The incircle $\omega$ of triangle $ABC$ touches $BC, CA, AB$ at points $A_1, B_1$ and $C_1$ respectively, $P$ is an arbitrary point on $\omega$. The line $AP$ meets the circumcircle of triangle $AB_1C_1$ for the second time at point $A_2$. Points $B_2$ and $C_2$ are defined similarly. Prove that the circumcircle of triangle $A_2B_2C_2$ touches $\omega$.
Problem
Source: Sharygin Correspondence Round 2024 P4
Tags: geometry
InterLoop
06.03.2024 14:11
xonk state things for rigor
We denote by $I$ the incenter of $\triangle ABC$.
Claim 1. Given a circle $\Omega$ with radius $x$, a circle with radius $x/2$ passing through the center of $\Omega$, call it $\Gamma$, is tangent to $\Omega$.
$\textsf{\textbf{Proof of Claim.}}$ For the sake of contradiction, assume that $\Omega$ intersects $\Gamma$ at two distinct points, $P$ and $Q$. Then we know that $OP = OQ = x$, however we know that the diameter of $\Gamma$ also has length $x$. This implies that $OP$ and $OQ$ are both diameters of $\Gamma$, which implies $P = Q$, a contradiction.
$\blacksquare$
Claim 2. The points $A_2$, $B_2$, $C_2$, $P$, $I$ are concyclic, and the diameter of this circle is $IP$.
$\textsf{\textbf{Proof of Claim.}}$ Using angles directed modulo $180^{\circ}$, note that
$$\angle PA_2I = \angle AA_2I = \angle AB_1I = 90^{\circ}$$$$\angle PB_2I =\angle BB_2I = \angle BC_1I = 90^{\circ}$$$$\angle PC_2I = \angle CC_2I = \angle CA_1I = 90^{\circ}$$and thus $\angle PA_2I = \angle PB_2I =\angle PC_2I$ which implies $A_2B_2C_2PI$ is concyclic.

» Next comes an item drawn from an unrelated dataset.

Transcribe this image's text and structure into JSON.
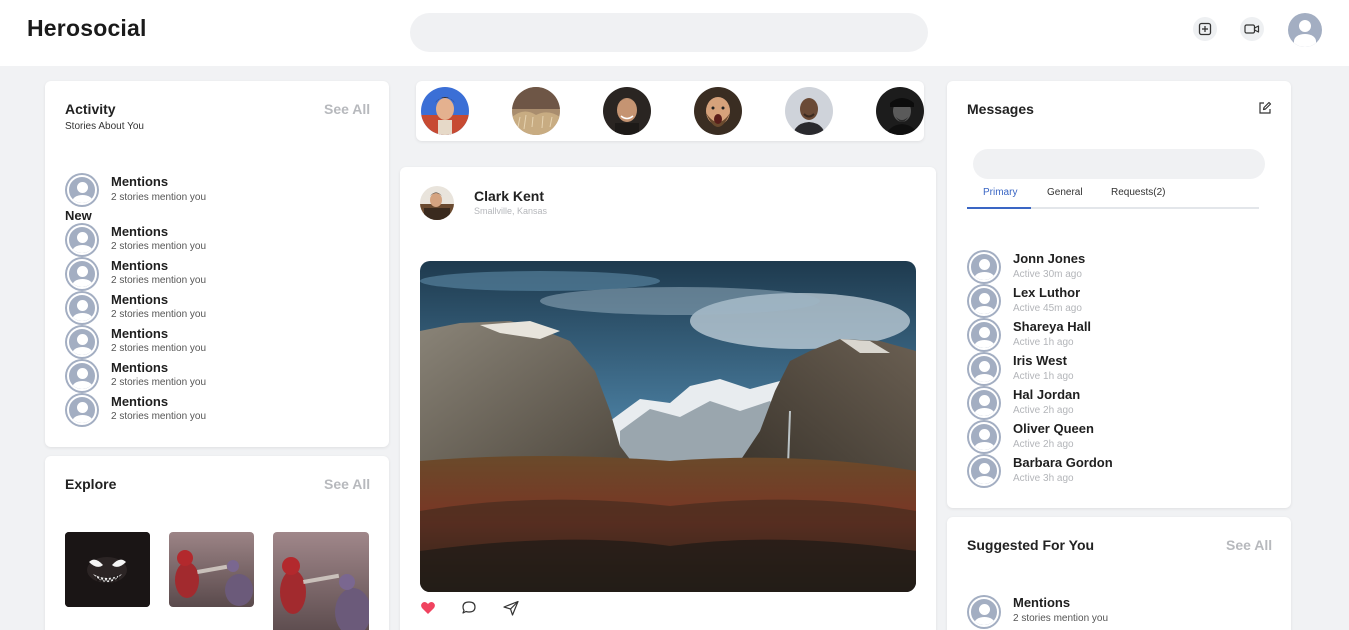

Clearly $IP$ is the diameter of this circle since all the aforementioned angles are $90^{\circ}$.
$\blacksquare$
{Now let the radius of $\omega$ be $r$. Since $P$ lies on $\omega$, the length $IP = r$. However now note that since $IP$ is the diameter of the circumcircle of $A_2B_2C_2$, the radius of $A_2B_2C_2$ is $r/2$. Now we use $\textsf{\textbf{Claim 1}}$ which proves the problem
Om245
06.03.2024 17:31
Note $AI$ is diameter in $(AB_1C_1)$ hence $\angle IA_2A = 90=\angle PA_2I$. similarly we get $\angle PB_2I=\angle PC_2I=90$. Hence we get $A_2,B_2,C_2$ lie on circle with diameter $PI$. And as center of this circle will lie on $PI$ we get $(A_2B_2C_2)$ is tangent to $\omega$.
sami1618
09.06.2024 01:08
We claim that $A_2$, $B_2$, and $C_2$ all lie on $(PI)$, which is clearly sufficient. We prove this for $A_2$ with the other proofs being identical. Notice $\angle IB_1A=\angle IC_1A=90^{\circ}$, so $IA$ is the diameter of $(AB_1C_1)$, thus $\angle PA_2I=\angle AA_2I=90^{\circ}$, as desired.
ehuseyinyigit
06.08.2024 07:11
Just observed $I$ is the Miquel-Point and then thought about Miquel-Point Properties for one dumpty hour . Here is the solution: $I$ is the Miquel Point, which means $(AB_1C_1)\cap (B_1CA_1)\cap (A_1BC_1)=I$. Then observe that $\angle IC_1A=90^{\circ}$ implies $AI$ being diameter of $(AB_1C_1)$. Similarly $BI$ and $CI$ is diameter of $(A_1BC_1)$ and $(A_1CB_1)$, respectively. By Thales Thorem, one can easily get $\angle AA_2I=\angle BB_2I=\angle CC_2I=90^{\circ}$. Thus, $PB_2A_2IC_2$ is concyclic, which implies $(A_2B_2C_2)$ is tangent to $w$ at $P$.
khanhnx
06.08.2024 12:00
We have $\angle{PA_2I} = \angle{PB_2I} = \angle{PC_2I} = 90^{\circ}$ then $P, A_2, B_2, C_2, I$ lie on circle with diameter $IP$. From this, it's easy to see that $(A_2B_2C_2)$ tangents $\omega$ at $P$